TimeLine on AIDS

Newsday
AIDS TIMELINE
LINDA WINER
April 18, 2004

1981:The press reports that “an unusual cancer,” probably transmitted sexually, is killing homosexual men. Larry Kramer and five others in his living room create the Gay Men’s Health Crisis.

Ronald Reagan begins first of two terms in the White House, with George H.W. Bush as vice president. In eight years, AIDS is seldom officially mentioned.

1983: Congress holds its first hearings on AIDS. After more than 1,500 U.S. cases have been diagnosed, the National Institutes of Health begin their first major study of the virus.

1985: Actor Rock Hudson dies at 59.

The first AIDS benefit, organized by members of Actors Equity, stars Bette Midler, Christopher Reeve, Lily Tomlin and Mikhail Baryshnikov. The night is the beginning of Equity Fights AIDS, which later merges with the Actors Fund into the ongoing fund-raising organization, Broadway Cares/Equity Fights AIDS.

“The Normal Heart” and “As Is,” the first two major AIDS plays, open in New York.

1987: Michael Bennett, director of “A Chorus Line,” dies at 44.

Pianist Liberace dies at 67.

Kramer founds ACT-UP, a guerrilla activist group. Demonstrators dress up as Wall Street traders and chain themselves to a banister overlooking the New York Stock Exchange floor to protest the cost of AZT, then the only FDA-approved AIDS drug.

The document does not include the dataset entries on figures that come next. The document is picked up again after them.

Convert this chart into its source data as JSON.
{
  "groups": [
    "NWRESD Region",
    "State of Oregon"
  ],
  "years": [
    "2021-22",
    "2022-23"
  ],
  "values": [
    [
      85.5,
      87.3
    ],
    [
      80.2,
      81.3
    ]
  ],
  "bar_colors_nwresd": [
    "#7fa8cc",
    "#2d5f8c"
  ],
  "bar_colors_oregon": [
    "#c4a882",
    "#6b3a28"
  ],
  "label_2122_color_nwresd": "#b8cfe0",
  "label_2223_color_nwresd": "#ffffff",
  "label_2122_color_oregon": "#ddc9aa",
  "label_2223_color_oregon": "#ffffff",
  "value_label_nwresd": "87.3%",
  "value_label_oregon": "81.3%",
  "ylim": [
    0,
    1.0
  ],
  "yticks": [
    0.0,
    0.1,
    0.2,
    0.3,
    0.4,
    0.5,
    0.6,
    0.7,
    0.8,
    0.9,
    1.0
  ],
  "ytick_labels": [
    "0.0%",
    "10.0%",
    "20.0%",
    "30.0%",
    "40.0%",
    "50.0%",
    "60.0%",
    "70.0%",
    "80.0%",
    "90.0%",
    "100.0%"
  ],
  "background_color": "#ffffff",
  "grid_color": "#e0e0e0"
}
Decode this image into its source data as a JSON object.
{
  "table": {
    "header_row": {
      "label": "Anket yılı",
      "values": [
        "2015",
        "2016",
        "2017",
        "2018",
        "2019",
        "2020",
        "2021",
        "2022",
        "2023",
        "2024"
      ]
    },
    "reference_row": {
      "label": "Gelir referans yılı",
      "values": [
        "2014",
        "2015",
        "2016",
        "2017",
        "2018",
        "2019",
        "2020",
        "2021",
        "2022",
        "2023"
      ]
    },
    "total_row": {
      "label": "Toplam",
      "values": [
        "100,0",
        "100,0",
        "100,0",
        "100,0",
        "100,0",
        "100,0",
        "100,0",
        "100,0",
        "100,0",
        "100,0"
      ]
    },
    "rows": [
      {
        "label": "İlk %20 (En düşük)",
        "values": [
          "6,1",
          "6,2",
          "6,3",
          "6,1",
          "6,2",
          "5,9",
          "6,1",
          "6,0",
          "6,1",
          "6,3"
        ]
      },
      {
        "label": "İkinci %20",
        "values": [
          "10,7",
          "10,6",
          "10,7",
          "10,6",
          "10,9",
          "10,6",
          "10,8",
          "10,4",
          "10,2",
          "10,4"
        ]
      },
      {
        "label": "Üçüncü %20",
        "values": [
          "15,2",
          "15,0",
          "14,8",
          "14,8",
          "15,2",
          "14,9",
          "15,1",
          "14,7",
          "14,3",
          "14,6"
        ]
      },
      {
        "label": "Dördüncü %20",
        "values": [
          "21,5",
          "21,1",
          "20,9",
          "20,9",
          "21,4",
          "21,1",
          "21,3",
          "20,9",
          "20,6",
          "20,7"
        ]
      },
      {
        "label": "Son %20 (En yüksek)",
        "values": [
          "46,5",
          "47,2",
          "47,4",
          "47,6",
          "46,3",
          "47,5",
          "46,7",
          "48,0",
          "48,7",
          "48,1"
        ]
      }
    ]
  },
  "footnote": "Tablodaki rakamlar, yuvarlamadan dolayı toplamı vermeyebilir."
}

1989: Columnist William F. Buckley suggests that people with AIDS be tattooed on their buttocks.

Senate protests use of public money to institutions showing homoerotic photos by Robert Mapplethorpe.

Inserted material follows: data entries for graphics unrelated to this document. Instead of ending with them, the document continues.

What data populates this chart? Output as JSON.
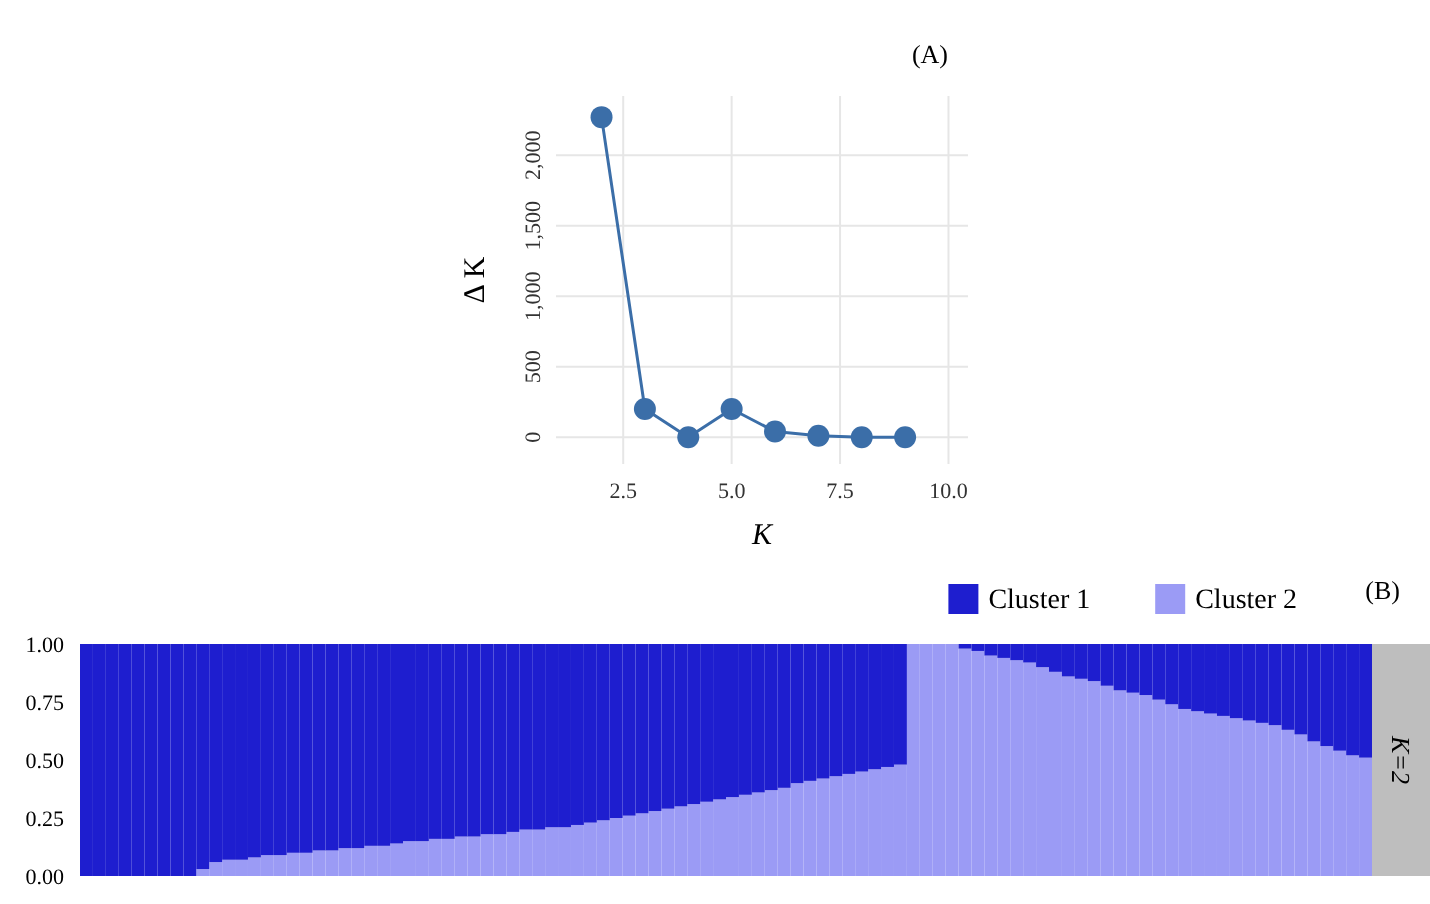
{
  "chart_data": [
    {
      "type": "line",
      "title": "(A)",
      "xlabel": "K",
      "ylabel": "Δ K",
      "x": [
        2,
        3,
        4,
        5,
        6,
        7,
        8,
        9
      ],
      "series": [
        {
          "color": "#3b6ea8",
          "values": [
            2270,
            200,
            0,
            200,
            40,
            10,
            0,
            0
          ]
        }
      ],
      "xlim": [
        0.95,
        10.45
      ],
      "ylim": [
        -190,
        2420
      ],
      "xticks": [
        2.5,
        {
          "value": 5,
          "label": "5.0"
        },
        7.5,
        {
          "value": 10,
          "label": "10.0"
        }
      ],
      "yticks": [
        0,
        500,
        {
          "value": 1000,
          "label": "1,000"
        },
        {
          "value": 1500,
          "label": "1,500"
        },
        {
          "value": 2000,
          "label": "2,000"
        }
      ],
      "grid": true,
      "marker": "circle",
      "line_style": "solid"
    },
    {
      "type": "bar",
      "title": "(B)",
      "stacked": true,
      "legend": "top right",
      "tick_labels": "y",
      "annotations": [
        "K=2"
      ],
      "categories": [
        null,
        null,
        null,
        null,
        null,
        null,
        null,
        null,
        null,
        null,
        null,
        null,
        null,
        null,
        null,
        null,
        null,
        null,
        null,
        null,
        null,
        null,
        null,
        null,
        null,
        null,
        null,
        null,
        null,
        null,
        null,
        null,
        null,
        null,
        null,
        null,
        null,
        null,
        null,
        null,
        null,
        null,
        null,
        null,
        null,
        null,
        null,
        null,
        null,
        null,
        null,
        null,
        null,
        null,
        null,
        null,
        null,
        null,
        null,
        null,
        null,
        null,
        null,
        null,
        null,
        null,
        null,
        null,
        null,
        null,
        null,
        null,
        null,
        null,
        null,
        null,
        null,
        null,
        null,
        null,
        null,
        null,
        null,
        null,
        null,
        null,
        null,
        null,
        null,
        null,
        null,
        null,
        null,
        null,
        null,
        null,
        null,
        null,
        null,
        null
      ],
      "ylim": [
        0,
        1
      ],
      "yticks": [
        {
          "value": 0,
          "label": "0.00"
        },
        {
          "value": 0.25,
          "label": "0.25"
        },
        {
          "value": 0.5,
          "label": "0.50"
        },
        {
          "value": 0.75,
          "label": "0.75"
        },
        {
          "value": 1,
          "label": "1.00"
        }
      ],
      "series": [
        {
          "name": "Cluster 2",
          "color": "#9b9bf5",
          "values": [
            0,
            0,
            0,
            0,
            0,
            0,
            0,
            0,
            0,
            0.03,
            0.06,
            0.07,
            0.07,
            0.08,
            0.09,
            0.09,
            0.1,
            0.1,
            0.11,
            0.11,
            0.12,
            0.12,
            0.13,
            0.13,
            0.14,
            0.15,
            0.15,
            0.16,
            0.16,
            0.17,
            0.17,
            0.18,
            0.18,
            0.19,
            0.2,
            0.2,
            0.21,
            0.21,
            0.22,
            0.23,
            0.24,
            0.25,
            0.26,
            0.27,
            0.28,
            0.29,
            0.3,
            0.31,
            0.32,
            0.33,
            0.34,
            0.35,
            0.36,
            0.37,
            0.38,
            0.4,
            0.41,
            0.42,
            0.43,
            0.44,
            0.45,
            0.46,
            0.47,
            0.48,
            1,
            1,
            1,
            1,
            0.98,
            0.97,
            0.95,
            0.94,
            0.93,
            0.92,
            0.9,
            0.88,
            0.86,
            0.85,
            0.84,
            0.82,
            0.8,
            0.79,
            0.78,
            0.76,
            0.74,
            0.72,
            0.71,
            0.7,
            0.69,
            0.68,
            0.67,
            0.66,
            0.65,
            0.63,
            0.61,
            0.58,
            0.56,
            0.54,
            0.52,
            0.51
          ]
        },
        {
          "name": "Cluster 1",
          "color": "#1e1ecf",
          "values": [
            1,
            1,
            1,
            1,
            1,
            1,
            1,
            1,
            1,
            0.97,
            0.94,
            0.93,
            0.93,
            0.92,
            0.91,
            0.91,
            0.9,
            0.9,
            0.89,
            0.89,
            0.88,
            0.88,
            0.87,
            0.87,
            0.86,
            0.85,
            0.85,
            0.84,
            0.84,
            0.83,
            0.83,
            0.82,
            0.82,
            0.81,
            0.8,
            0.8,
            0.79,
            0.79,
            0.78,
            0.77,
            0.76,
            0.75,
            0.74,
            0.73,
            0.72,
            0.71,
            0.7,
            0.69,
            0.68,
            0.67,
            0.66,
            0.65,
            0.64,
            0.63,
            0.62,
            0.6,
            0.59,
            0.58,
            0.57,
            0.56,
            0.55,
            0.54,
            0.53,
            0.52,
            0,
            0,
            0,
            0,
            0.02,
            0.03,
            0.05,
            0.06,
            0.07,
            0.08,
            0.1,
            0.12,
            0.14,
            0.15,
            0.16,
            0.18,
            0.2,
            0.21,
            0.22,
            0.24,
            0.26,
            0.28,
            0.29,
            0.3,
            0.31,
            0.32,
            0.33,
            0.34,
            0.35,
            0.37,
            0.39,
            0.42,
            0.44,
            0.46,
            0.48,
            0.49
          ]
        }
      ]
    }
  ]
}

The first “Day Without Art: A National Day of Action and Mourning” is organized. On that day, for the first time, proceeds of an AIDS benefit auction go to the militant ACT-UP instead of medical care; Paul Newman donates his car-racing jacket.

1990: Photographer Mapplethorpe dies at 42.

Theater artist Charles Ludlam dies at 47.

Artist Keith Haring dies at 31.

1991: NBA star Magic Johnson announces he is HIV-positive.

1993: Hollywood finally makes a mainstream movie about a gay man with AIDS, “Philadelphia,” for which Tom Hanks wins an Oscar.

2003: Tony Kushner’s “Angels in America” is a hit on HBO.

2004: Variety runs a story headlined “It’s a Queer Eye for the Straight Thesp: Playing Gay Loses Stigma Among Hollywood Actors.”

Seventy million AIDS cases are diagnosed worldwide.